Au lieu de pour la foi, on peut traduire par la foi de l’Évangile ; c’est alors le moyen, au lieu du but.
À quoi se rapportent ces mots : ce qui est une preuve, etc. ? À tout ce qui précède (verset 27).
La fermeté, l’unité des chrétiens dans le combat, le fait qu’ils ne sont point épouvantés en présence des dangers, constituent pour les adversaires une preuve de leur perdition, car ils peuvent voir, dans ces pauvres et faibles pécheurs, une marque de la puissance de Dieu à laquelle ils résistent ; c’est pour eux la pierre d’achoppement (Matthieu 21.44).
Mais c’est aussi pour les chrétiens et par la même raison, un signe de salut.

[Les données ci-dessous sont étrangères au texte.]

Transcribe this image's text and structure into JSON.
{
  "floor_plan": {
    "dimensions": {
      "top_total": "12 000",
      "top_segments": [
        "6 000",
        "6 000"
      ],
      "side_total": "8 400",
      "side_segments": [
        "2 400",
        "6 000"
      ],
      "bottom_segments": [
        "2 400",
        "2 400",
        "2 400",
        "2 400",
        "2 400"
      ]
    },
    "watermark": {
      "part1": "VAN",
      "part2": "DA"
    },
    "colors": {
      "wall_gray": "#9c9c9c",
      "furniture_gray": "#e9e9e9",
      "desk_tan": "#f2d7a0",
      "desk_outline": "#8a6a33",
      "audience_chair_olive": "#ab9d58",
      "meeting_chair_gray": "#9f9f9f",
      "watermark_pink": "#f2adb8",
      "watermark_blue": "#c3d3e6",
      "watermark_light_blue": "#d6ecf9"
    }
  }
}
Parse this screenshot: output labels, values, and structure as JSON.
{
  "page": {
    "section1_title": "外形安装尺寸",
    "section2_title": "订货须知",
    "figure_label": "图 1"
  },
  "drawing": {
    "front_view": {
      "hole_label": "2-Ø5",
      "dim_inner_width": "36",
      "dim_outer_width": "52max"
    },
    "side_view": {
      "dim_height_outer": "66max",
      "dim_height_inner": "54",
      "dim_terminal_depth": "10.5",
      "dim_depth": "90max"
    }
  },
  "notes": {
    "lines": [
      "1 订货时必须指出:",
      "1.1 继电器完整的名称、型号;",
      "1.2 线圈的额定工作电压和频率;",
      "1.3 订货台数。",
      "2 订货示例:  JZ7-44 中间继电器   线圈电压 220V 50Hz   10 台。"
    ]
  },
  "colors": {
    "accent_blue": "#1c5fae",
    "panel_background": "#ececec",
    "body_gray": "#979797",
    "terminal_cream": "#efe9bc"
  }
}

L’enfant de Dieu trouve dans chaque combat d’où il sort victorieux un nouveau sujet de force pour sa foi et de certitude quant à la pleine délivrance (Romains 8.17 ; 2 Timothée 2.12 ; 2 Thessaloniciens 1.5).
Cette preuve, pour les uns et pour les autres, est bien certaine, car elle est de la part de Dieu, qui en a ainsi ordonné conformément à sa vérité et à sa justice, d’une part et de l’autre, à sa fidélité et à son amour.
Ces belles paroles, incompréhensible paradoxe pour le monde, sont l’explication et la raison (parce que) de celles qui précèdent (voir la dernière note).
Croire et souffrir, c’est toute la vie chrétienne. L’un et l’autre est l’œuvre de la grâce en nous. La grâce de la souffrance est plus excellente que celle de la foi ; l’une conduit à l’autre et en est le principe. La foi en Jésus-Christ fait un chrétien ; la souffrance pour Jésus-Christ fait un martyr, c’est-à-dire un chrétien du premier ordre.
Ils l’ont vu à Philippes (Actes 16), et ils l’ont appris de Rome.
Grand encouragement pour eux d’être associés à l’apôtre dans le combat.